DCL Hospitality will manage the new Club. DCL is owned by local hospitality veterans Guy Dunne, Darren Lynch and Andrew Case who operate several other venues in the NT.
Paul said the Darwin Services Club will operate on a financial model that aims to put 80% of profits back into the work the RSL does for serving and returned servicemen and women. This includes providing advice on wellbeing services, working with the department of Veterans’ Affairs, lobbying governments at all levels and representing the interests of personnel.
The Darwin Services Club officially opened in November 2025, fittingly it was on Remembrance Day. TQ

SOLDIERING ON
The RSL’s resurrection is not just reserved for the new Darwin Services Club on the Esplanade.
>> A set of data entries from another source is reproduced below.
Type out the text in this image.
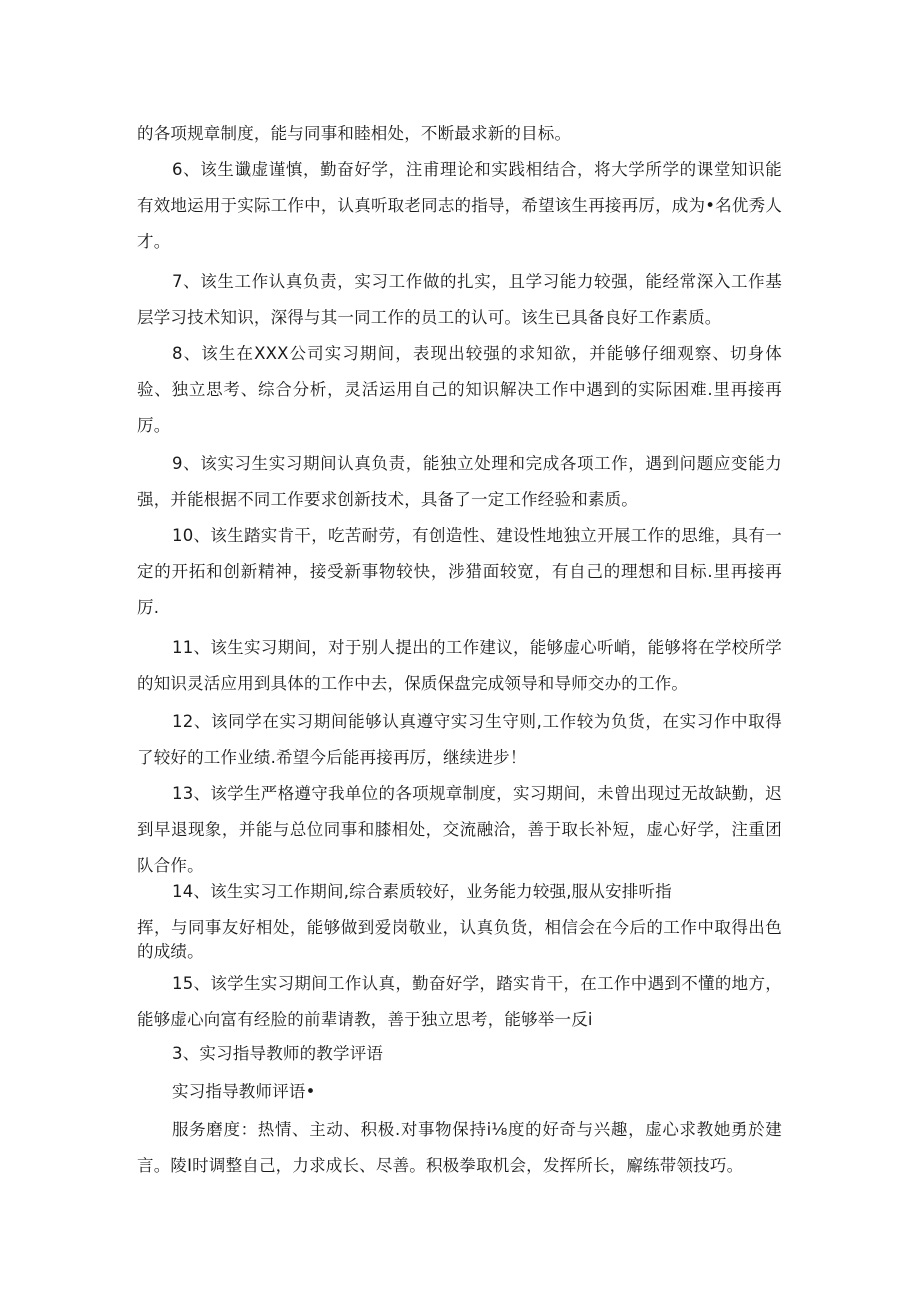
的各项规章制度，能与同事和睦相处，不断最求新的目标。

6、该生谶虚谨慎，勤奋好学，注甫理论和实践相结合，将大学所学的课堂知识能有效地运用于实际工作中，认真听取老同志的指导，希望该生再接再厉，成为•名优秀人才。

7、该生工作认真负责，实习工作做的扎实，且学习能力较强，能经常深入工作基层学习技术知识，深得与其一同工作的员工的认可。该生已具备良好工作素质。

8、该生在XXX公司实习期间，表现出较强的求知欲，并能够仔细观察、切身体验、独立思考、综合分析，灵活运用自己的知识解决工作中遇到的实际困难.里再接再厉。

9、该实习生实习期间认真负责，能独立处理和完成各项工作，遇到问题应变能力强，并能根据不同工作要求创新技术，具备了一定工作经验和素质。

10、该生踏实肯干，吃苦耐劳，有创造性、建设性地独立开展工作的思维，具有一定的开拓和创新精神，接受新事物较快，涉猎面较宽，有自己的理想和目标.里再接再厉.

11、该生实习期间，对于别人提出的工作建议，能够虚心听峭，能够将在学校所学的知识灵活应用到具体的工作中去，保质保盘完成领导和导师交办的工作。

12、该同学在实习期间能够认真遵守实习生守则,工作较为负货，在实习作中取得了较好的工作业绩.希望今后能再接再厉，继续进步！

13、该学生严格遵守我单位的各项规章制度，实习期间，未曾出现过无故缺勤，迟到早退现象，并能与总位同事和膝相处，交流融洽，善于取长补短，虚心好学，注重团队合作。

14、该生实习工作期间,综合素质较好，业务能力较强,服从安排听指

挥，与同事友好相处，能够做到爱岗敬业，认真负货，相信会在今后的工作中取得出色的成绩。

15、该学生实习期间工作认真，勤奋好学，踏实肯干，在工作中遇到不懂的地方，能够虚心向富有经脸的前辈请教，善于独立思考，能够举一反i

3、实习指导教师的教学评语

实习指导教师评语•

服务磨度：热情、主动、积极.对事物保持i⅛度的好奇与兴趣，虚心求教她勇於建言。陵I时调整自己，力求成长、尽善。积极拳取机会，发挥所长，廨练带领技巧。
Since Paul Winter’s appointment as Treasurer in early 2024, the Darwin RSL has bought a building in Edmunds Street for their new headquarters.
The RSL is based downstairs. Multiple other commercial tenancies are either tenanted or in the process of being tenanted to provide an income stream for the RSL’s proactive, advocacy work.
The RSL Committee is in negotiations with the Northern Territory Government to acquire a property within the Darwin CBD to establish an RSL museum.
The RSL has been part of the Darwin community for more than 100 years. The organisation was founded in 1917 by World War I soldiers and sailors returning to Darwin.
The RSL Club’s first home was a timber and galvanised iron building built in 1922 in Knuckey Street. It was known as the Soldier’s Memorial Hall and survived the Japanese bombing of Darwin in 1942 and what was then labelled ‘one of the worst cyclones on record’ in 1937.
In 1970, the Club was relocated to a temporary shed in Cavenagh Street until a new building was built and opened in 1972. It was damaged during Cyclone Tracey in 1974 but was open again by New Year’s Day 1975.
The Club remained in Cavenagh Street until a fire swept through the premises in June 2018. The building was destroyed. The block has remained vacant ever since.
The RSL Committee is in the process of selling that block.